The pics show the fish and the quiet little Clouser the size of a matchstick that they both took in 14 - 17 FOW.
I really have to remember to order that Rio Deep 7.

WPM


----------



## fallen513 (Jan 5, 2010)

That's why I love fly fishing so much. You just can't replicate the real thing so well without fur & feathers!


----------



## tjc7t7 (Aug 16, 2009)

NICE FISH!! what kind of line and leader are you using to fish that depth of water?


----------



## WPM (Jun 9, 2006)

He was using a 7wt with Rio Deep 7, about 4" of stiff (.017) leader with 2" of O tippet.
He just kept it ticking the bottom as we were drifting along the outside of a nasty mudline.


----------



## Steelhead Fever (Dec 31, 2009)

awesome fish, I had a tough time on the fly with smallies this weekend, any tips?


----------



## steelheader007 (Apr 8, 2004)

Nice bronze tiger btw.. with that same setup go to any break wall along the shoreline of Lake Erie and you stand a great chance of hooking plenty of fish some like that some smaller and possibly bigger! I miss the sheephead on the fly! I also used 250 grain full sinking line!


----------



## WPM (Jun 9, 2006)

Like I said...
Tough trip to Marblehead, T-storms, mud everywhere, one nice SMB - guess who with guess what...

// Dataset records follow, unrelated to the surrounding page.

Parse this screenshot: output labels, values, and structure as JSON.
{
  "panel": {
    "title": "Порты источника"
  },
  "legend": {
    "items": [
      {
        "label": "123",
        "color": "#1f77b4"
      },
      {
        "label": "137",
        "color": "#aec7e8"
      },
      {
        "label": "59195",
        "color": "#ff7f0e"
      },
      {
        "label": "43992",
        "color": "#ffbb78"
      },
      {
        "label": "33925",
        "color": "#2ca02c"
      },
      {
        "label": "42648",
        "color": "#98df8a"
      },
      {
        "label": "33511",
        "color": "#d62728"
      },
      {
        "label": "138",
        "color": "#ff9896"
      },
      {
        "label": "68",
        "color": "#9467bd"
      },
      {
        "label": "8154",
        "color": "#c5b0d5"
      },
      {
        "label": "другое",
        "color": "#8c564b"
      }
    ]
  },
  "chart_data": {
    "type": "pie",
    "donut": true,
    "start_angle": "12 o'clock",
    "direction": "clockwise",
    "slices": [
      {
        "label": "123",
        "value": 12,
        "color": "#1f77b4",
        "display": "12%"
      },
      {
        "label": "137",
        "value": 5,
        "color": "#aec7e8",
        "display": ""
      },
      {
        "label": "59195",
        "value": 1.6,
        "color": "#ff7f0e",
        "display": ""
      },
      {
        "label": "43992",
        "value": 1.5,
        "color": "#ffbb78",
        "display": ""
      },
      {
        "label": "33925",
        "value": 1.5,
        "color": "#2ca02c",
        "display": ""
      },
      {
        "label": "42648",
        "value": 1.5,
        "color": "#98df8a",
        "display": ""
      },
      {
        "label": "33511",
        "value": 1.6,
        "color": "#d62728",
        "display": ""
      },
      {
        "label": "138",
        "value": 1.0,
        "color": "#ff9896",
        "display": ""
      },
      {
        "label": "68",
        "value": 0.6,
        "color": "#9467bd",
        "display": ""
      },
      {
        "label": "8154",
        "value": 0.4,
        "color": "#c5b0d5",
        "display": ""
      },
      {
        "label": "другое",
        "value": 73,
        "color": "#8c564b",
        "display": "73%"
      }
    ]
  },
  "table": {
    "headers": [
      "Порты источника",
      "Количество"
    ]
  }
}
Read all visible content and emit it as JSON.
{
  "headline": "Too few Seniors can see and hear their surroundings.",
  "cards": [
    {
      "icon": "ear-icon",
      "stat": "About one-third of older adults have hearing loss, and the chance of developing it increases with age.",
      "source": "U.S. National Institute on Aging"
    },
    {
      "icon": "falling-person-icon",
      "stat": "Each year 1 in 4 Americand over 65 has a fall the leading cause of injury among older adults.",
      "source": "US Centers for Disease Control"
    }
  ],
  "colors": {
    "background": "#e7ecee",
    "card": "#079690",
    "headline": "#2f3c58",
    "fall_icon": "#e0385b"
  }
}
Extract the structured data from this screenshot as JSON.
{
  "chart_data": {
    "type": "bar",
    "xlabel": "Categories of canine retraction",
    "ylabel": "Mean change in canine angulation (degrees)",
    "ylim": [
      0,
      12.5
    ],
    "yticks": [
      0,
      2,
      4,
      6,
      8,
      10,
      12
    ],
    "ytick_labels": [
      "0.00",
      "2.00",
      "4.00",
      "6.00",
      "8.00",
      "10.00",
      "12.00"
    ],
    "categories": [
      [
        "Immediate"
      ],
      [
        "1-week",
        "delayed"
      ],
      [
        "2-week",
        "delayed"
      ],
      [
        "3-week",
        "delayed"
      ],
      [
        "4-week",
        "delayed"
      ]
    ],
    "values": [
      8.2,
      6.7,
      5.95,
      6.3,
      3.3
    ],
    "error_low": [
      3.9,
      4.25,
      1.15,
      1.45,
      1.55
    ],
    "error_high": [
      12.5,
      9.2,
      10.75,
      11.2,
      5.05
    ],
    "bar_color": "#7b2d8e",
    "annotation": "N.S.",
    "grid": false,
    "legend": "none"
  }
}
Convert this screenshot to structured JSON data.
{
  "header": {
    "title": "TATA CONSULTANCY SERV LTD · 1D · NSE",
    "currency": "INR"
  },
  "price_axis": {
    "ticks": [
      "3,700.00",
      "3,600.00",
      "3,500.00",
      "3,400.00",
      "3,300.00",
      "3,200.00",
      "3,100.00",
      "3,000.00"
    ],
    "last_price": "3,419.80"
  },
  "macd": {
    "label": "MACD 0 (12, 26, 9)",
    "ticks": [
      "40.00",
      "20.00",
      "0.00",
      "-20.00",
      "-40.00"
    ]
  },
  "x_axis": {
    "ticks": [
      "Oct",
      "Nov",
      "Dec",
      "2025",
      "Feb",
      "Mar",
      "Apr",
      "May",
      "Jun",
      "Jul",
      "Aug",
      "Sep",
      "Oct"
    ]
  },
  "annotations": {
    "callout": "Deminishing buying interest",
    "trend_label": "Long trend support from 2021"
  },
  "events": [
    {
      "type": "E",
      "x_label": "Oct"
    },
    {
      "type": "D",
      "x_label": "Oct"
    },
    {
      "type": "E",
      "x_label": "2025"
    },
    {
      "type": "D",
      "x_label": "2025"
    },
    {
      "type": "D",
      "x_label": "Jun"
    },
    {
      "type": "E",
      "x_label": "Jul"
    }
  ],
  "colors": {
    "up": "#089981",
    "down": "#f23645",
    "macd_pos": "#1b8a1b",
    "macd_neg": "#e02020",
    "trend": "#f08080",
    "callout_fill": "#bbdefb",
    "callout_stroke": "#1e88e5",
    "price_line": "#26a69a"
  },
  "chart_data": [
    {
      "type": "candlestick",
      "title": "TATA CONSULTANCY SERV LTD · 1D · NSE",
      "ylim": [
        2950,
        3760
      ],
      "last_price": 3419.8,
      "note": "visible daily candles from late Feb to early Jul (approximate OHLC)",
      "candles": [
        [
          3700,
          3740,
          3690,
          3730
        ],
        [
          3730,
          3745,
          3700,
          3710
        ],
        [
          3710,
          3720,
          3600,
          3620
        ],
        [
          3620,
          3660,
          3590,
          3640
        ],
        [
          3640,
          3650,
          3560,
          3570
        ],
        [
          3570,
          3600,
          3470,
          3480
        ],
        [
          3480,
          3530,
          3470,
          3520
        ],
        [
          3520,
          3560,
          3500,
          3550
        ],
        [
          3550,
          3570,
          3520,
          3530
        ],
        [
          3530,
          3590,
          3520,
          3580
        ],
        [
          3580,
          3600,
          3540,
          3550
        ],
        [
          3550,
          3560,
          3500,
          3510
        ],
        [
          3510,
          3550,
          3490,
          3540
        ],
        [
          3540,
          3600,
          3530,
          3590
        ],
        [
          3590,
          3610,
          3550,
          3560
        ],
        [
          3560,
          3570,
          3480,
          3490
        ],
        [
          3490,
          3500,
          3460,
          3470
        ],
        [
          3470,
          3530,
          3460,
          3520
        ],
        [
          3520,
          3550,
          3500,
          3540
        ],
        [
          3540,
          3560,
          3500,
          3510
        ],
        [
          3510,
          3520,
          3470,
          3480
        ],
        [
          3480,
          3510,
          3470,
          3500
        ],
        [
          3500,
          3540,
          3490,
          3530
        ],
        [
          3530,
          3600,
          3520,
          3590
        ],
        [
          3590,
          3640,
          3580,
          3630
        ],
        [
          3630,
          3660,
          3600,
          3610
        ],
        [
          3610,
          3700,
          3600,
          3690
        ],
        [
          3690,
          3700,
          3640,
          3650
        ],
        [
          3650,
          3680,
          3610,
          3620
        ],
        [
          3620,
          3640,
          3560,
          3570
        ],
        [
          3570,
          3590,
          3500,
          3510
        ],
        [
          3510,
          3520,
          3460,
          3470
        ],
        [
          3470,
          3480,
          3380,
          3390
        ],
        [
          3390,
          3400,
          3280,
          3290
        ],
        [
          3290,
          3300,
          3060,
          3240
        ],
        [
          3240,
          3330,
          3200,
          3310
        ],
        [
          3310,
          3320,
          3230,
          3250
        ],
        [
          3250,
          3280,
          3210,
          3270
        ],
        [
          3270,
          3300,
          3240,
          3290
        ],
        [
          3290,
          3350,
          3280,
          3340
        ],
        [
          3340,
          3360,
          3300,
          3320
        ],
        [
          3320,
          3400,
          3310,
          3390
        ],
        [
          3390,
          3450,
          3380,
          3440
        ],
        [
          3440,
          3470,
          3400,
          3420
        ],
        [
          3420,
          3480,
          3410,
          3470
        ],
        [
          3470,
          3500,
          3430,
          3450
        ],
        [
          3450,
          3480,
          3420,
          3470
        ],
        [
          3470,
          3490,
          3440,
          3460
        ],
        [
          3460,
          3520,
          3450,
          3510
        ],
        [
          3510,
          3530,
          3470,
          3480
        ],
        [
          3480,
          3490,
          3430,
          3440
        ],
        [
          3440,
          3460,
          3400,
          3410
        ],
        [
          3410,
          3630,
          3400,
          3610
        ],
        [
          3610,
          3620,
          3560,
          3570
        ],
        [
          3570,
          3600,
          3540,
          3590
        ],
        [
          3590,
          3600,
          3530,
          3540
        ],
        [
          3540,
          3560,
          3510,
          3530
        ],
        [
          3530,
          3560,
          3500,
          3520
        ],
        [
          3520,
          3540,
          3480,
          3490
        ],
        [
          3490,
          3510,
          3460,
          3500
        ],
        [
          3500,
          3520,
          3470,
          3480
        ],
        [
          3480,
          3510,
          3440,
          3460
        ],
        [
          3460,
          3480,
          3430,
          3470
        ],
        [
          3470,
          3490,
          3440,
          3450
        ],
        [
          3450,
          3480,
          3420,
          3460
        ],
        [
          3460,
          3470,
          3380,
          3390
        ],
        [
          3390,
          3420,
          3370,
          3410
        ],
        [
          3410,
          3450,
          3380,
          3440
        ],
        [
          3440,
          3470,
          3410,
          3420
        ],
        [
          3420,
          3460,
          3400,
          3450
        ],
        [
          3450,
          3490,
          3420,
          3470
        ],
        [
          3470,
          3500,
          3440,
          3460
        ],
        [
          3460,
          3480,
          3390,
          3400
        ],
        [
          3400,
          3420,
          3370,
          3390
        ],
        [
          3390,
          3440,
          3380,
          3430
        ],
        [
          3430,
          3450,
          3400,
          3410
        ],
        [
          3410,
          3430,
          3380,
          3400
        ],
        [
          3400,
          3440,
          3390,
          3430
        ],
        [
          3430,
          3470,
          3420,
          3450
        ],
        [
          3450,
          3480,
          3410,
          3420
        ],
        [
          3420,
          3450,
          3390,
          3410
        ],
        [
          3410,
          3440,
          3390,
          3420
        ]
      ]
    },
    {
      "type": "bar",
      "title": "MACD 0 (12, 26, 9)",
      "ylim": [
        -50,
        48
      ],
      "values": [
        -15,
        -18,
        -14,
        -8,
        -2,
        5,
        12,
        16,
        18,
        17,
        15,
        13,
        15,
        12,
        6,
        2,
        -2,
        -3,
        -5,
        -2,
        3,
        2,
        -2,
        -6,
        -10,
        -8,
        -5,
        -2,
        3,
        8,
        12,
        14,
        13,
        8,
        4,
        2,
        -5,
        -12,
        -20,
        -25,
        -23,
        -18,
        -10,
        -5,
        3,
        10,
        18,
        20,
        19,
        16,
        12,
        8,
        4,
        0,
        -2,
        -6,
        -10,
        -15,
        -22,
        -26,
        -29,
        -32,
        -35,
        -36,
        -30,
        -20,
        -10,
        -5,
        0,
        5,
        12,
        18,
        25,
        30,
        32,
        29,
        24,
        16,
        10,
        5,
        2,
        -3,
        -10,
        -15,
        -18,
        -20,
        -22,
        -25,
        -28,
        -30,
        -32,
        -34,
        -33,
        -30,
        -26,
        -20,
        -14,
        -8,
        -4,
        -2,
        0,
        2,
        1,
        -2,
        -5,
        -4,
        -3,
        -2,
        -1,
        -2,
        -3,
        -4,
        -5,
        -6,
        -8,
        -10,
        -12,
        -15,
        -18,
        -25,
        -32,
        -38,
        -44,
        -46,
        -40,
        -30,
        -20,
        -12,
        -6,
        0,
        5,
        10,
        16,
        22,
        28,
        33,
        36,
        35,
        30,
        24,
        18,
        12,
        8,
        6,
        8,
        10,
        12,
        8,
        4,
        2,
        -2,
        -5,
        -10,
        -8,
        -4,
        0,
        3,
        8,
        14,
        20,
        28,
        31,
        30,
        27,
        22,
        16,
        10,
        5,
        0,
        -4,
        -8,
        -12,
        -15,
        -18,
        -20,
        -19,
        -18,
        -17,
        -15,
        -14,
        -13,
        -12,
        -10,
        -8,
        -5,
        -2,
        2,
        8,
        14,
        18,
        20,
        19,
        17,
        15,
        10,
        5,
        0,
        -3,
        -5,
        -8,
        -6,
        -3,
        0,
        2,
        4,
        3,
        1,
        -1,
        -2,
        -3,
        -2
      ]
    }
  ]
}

p.s. he also won the Sheephead derby.


----------



## FISNFOOL (May 12, 2009)

Great post and thanks for teh t ip.

For those that do not have the great Clouser pattern, Here are the instructions to tie it.

http://www.taneycomotrout.com/howtotieclouserminnow.html


----------



## fallen513 (Jan 5, 2010)

I personally feel the clouser minnow and variations of it are the best all around flies you can tie. They will catch all types of fish, anywhere in the world. 

Omit the lead eyes, tie the colors the other way (hook point swimming down) & you have a bucktail fly that doesn't sink as fast, but retains the killer properties of hair in the water. I've tied hundreds of both & they just flat out work.


----------